The continued ramp-up of significant projects in key gold mining jurisdictions supported growth in Q1. In Canada, the fifth-largest producing nation in 2018, the continued ramp-up in production at Brucejack, Rainy River and Moose River, as well Meliadine coming online, boosted output by 9% y-o-y. Russia production grew by 4% y-o-y in Q1, primarily due to the ramp-up of the Natalka open-pit mine. This was also supported by growth at several other projects, particularly in the far east of the country. Australian output rose by 3% y-o-y, thanks to the ramp-up of Mount Morgans and Cadia Valley. Kazakhstan mine production grew by 26% y-o-y, driven mostly by the ramp-up at the Kyzyl project. Aggregate Q1 production in Papua New Guinea gained 11% y-o-y, with output from Lihir, Porgera and Hidden Valley rising.
But some producing nations saw notable declines. In China, the impact of stringent environmental regulations was more muted: national gold production fell 2% y-o-y in Q1, compared with y-o-y declines of up to 8% since 2016.1 Most of the major mining companies within the country are now compliant with the regulations after a tough adjustment period. Argentinian gold output fell by 7% y-o-y, due to a combination of lower production at Veladero and the shutdown of Alumbrera.2 The largest Q1 y-o-y decline was in Indonesia, where production slumped 45%. This was primarily due to the exhaustion of higher-grade ore from the final phase of the Grasberg open pit, and not entirely unexpected as Grasberg transitions to underground operations.

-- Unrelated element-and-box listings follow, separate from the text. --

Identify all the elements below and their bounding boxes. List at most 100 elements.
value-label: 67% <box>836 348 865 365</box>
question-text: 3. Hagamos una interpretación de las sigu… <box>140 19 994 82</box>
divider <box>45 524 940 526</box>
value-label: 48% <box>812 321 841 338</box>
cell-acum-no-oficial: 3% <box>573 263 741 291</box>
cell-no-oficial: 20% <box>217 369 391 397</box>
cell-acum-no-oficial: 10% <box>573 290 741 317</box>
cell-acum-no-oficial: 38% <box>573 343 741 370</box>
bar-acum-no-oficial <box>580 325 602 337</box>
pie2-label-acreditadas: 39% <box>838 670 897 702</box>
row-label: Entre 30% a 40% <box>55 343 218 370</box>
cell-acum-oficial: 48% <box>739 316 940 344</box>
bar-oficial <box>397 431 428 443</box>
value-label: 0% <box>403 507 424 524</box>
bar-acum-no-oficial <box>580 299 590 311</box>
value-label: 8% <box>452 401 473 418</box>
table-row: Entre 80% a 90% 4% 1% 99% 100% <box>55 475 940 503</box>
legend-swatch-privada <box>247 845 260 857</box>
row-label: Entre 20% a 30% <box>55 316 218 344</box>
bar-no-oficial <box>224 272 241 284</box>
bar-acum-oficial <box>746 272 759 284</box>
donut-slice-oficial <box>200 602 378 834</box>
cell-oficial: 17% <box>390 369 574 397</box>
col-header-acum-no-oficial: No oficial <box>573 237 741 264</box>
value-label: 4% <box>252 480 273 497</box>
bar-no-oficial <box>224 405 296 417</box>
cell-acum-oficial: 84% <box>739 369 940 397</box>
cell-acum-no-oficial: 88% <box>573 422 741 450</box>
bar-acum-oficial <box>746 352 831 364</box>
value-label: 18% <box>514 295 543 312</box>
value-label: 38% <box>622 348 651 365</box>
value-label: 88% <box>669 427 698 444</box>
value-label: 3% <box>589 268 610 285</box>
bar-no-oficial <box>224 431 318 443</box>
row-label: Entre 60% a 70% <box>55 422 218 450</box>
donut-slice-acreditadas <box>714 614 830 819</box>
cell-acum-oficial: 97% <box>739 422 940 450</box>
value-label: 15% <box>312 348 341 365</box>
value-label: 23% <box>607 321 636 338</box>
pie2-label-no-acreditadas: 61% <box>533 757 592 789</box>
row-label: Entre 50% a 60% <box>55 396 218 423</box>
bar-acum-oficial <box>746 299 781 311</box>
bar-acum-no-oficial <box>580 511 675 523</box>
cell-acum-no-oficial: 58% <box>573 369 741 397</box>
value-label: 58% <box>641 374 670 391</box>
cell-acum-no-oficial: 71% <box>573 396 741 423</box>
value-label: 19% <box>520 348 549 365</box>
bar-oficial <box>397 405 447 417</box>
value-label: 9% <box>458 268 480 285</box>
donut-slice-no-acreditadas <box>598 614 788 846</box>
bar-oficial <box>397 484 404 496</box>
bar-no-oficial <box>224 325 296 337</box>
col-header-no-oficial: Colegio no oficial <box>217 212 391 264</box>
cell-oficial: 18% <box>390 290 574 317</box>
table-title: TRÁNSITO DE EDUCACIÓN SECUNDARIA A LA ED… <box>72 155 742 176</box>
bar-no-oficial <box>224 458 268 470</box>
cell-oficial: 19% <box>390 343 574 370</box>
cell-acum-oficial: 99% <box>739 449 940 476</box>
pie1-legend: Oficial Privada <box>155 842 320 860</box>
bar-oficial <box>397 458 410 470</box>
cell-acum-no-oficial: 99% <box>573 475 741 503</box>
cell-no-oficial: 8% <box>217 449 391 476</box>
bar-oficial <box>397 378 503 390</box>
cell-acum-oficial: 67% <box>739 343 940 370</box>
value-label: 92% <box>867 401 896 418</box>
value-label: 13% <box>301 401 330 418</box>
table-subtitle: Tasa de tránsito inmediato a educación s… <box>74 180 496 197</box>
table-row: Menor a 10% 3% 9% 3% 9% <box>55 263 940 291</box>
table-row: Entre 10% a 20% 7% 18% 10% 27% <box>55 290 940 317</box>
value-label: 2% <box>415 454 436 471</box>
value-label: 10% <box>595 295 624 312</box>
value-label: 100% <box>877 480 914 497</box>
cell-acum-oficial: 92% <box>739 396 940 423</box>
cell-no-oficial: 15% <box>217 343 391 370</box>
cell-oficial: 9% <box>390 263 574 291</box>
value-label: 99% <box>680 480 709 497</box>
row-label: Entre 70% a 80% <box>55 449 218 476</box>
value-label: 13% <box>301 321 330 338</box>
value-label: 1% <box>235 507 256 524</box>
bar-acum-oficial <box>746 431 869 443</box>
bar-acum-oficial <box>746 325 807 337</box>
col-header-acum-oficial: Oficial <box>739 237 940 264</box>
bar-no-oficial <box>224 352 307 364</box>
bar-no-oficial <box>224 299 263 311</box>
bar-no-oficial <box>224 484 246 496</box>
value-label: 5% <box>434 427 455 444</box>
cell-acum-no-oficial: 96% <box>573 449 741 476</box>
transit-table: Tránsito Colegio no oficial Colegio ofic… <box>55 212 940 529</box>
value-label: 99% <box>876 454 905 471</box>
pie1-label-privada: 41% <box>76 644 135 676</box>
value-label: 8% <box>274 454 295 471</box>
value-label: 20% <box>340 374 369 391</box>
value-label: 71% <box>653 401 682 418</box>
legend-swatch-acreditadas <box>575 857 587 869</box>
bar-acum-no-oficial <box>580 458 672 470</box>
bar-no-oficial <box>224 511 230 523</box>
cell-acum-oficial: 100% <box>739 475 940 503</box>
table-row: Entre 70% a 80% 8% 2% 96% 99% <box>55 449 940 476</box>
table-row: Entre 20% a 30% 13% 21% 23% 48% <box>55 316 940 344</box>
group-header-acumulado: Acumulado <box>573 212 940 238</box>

Artisanal and small-scale mining (ASM) has become a larger part of annual mine production.3 Given the nature of ASM activity, reliable data are extremely difficult to come by. There are several estimates regarding the scale of ASM, with most suggesting now accounts for somewhere between 15% and 20% of global annual gold mine production. This growth has been prompted by a few key factors: higher gold prices, population growth, the lack of economic opportunity and the spread of mining expertise have boosted ASM output, most prominently in Africa.
This lack of reliable data not only increases the chances that estimates can be inaccurate, but also heightens the need to constantly review the quality of the data we do have. Following an extensive reassessment of the scale of ASM, during which new information came to light, Metals Focus – our primary gold demand and supply data provider – concluded that previous estimates significantly understated ASM output. Global mine production data have been revised upwards as a result, which has impacted our mine production data series back to 2010.